Cosmopolita

Publicado el Juan Gabriel Gomez Albarello

El Escandaloso Solipsismo Moral de los Estados Unidos (I)

En el capítulo noveno de la Segunda Parte de La Democracia en América Alexis de Tocqueville acuñó la tesis del carácter excepcional de los Estados Unidos. Aunque la suya era no más que un intento de explicación, sus lectores la incorporaron en otro tipo de discurso. Desde su temprana existencia como país independiente, los Estados Unidos se interpretaron a sí mismos como portadores de grandes designios. La tesis del excepcionalismo estadounidense devino entonces una vocación política. Desde luego, para prosperar, esta tesis tuvo que encontrar sustento en la verdad y si no, al menos, en la representación de los hechos.

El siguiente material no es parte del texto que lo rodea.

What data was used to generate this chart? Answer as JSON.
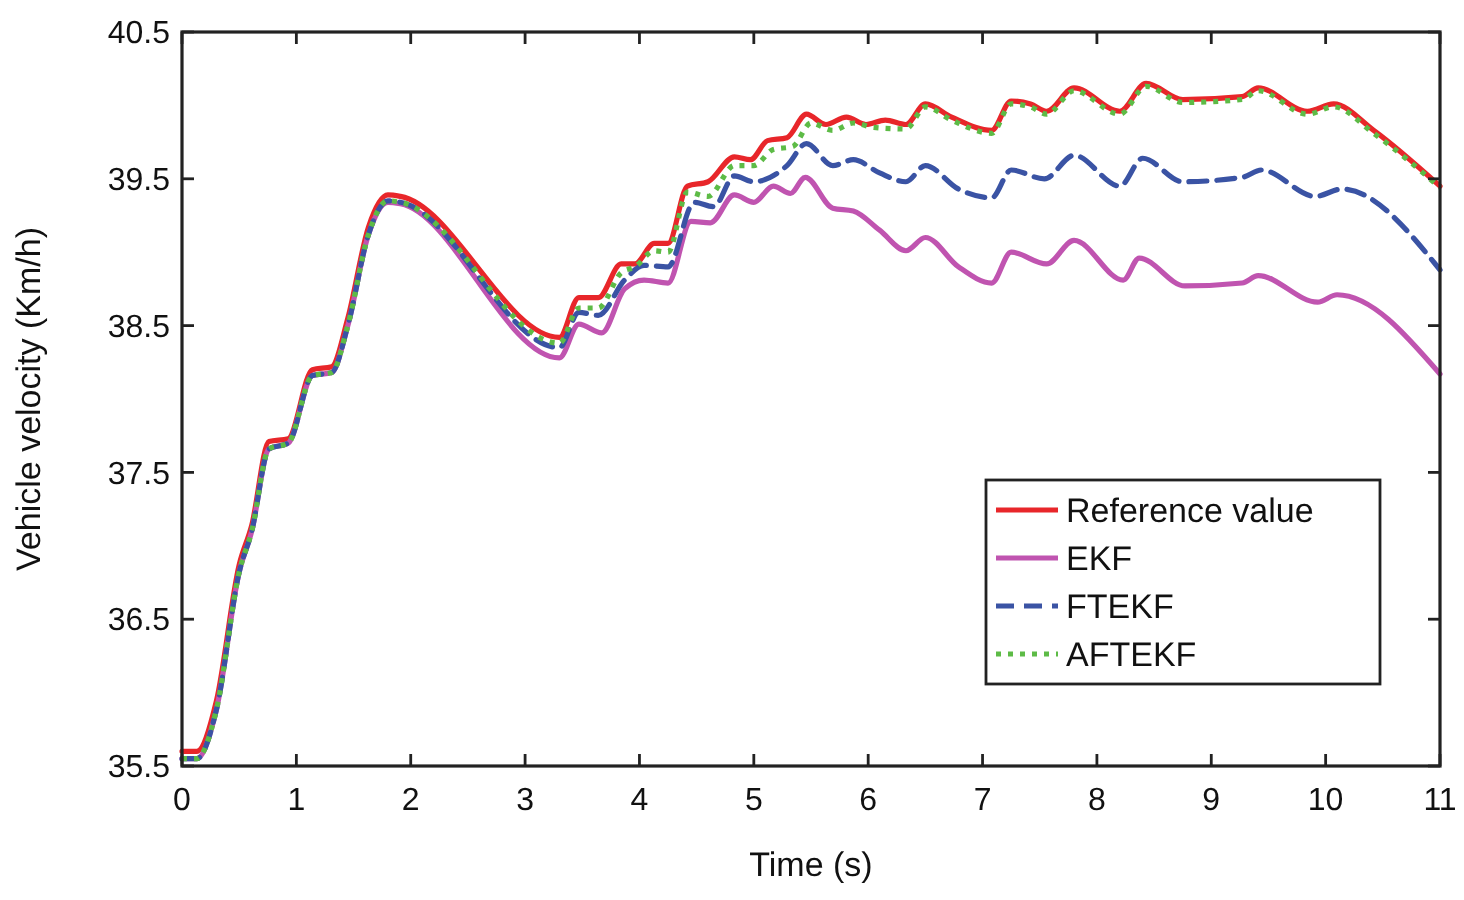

Elevada al rango de proyecto histórico mundial, el de promover por toda la tierra los ideales de libertad política y de libertad de comercio, la tesis del excepcionalismo estadounidense tomó un curso distinto del que habían concebido sus proponentes. Se convirtió en instrumento para justificar intervenciones brutales aquí y allá, pero también fue un recurso oportuno para comprender el sentido de tantas y tan continuas frustraciones. En efecto, los excepcionalistas pudieron decirse a sí mismos algo del siguiente tenor: si en todos los pueblos no germina la semilla del emprendimiento ni de la rendición de cuentas ni la de la alternancia en el poder, habrá de ser que no todos están hechos de la misma estofa. Y si, siendo distintos, no todos están a la misma altura, ¿por qué la primera e indispensable nación sobre la tierra habría de aceptar que la midieran con la vara con la cual miden a todas las demás?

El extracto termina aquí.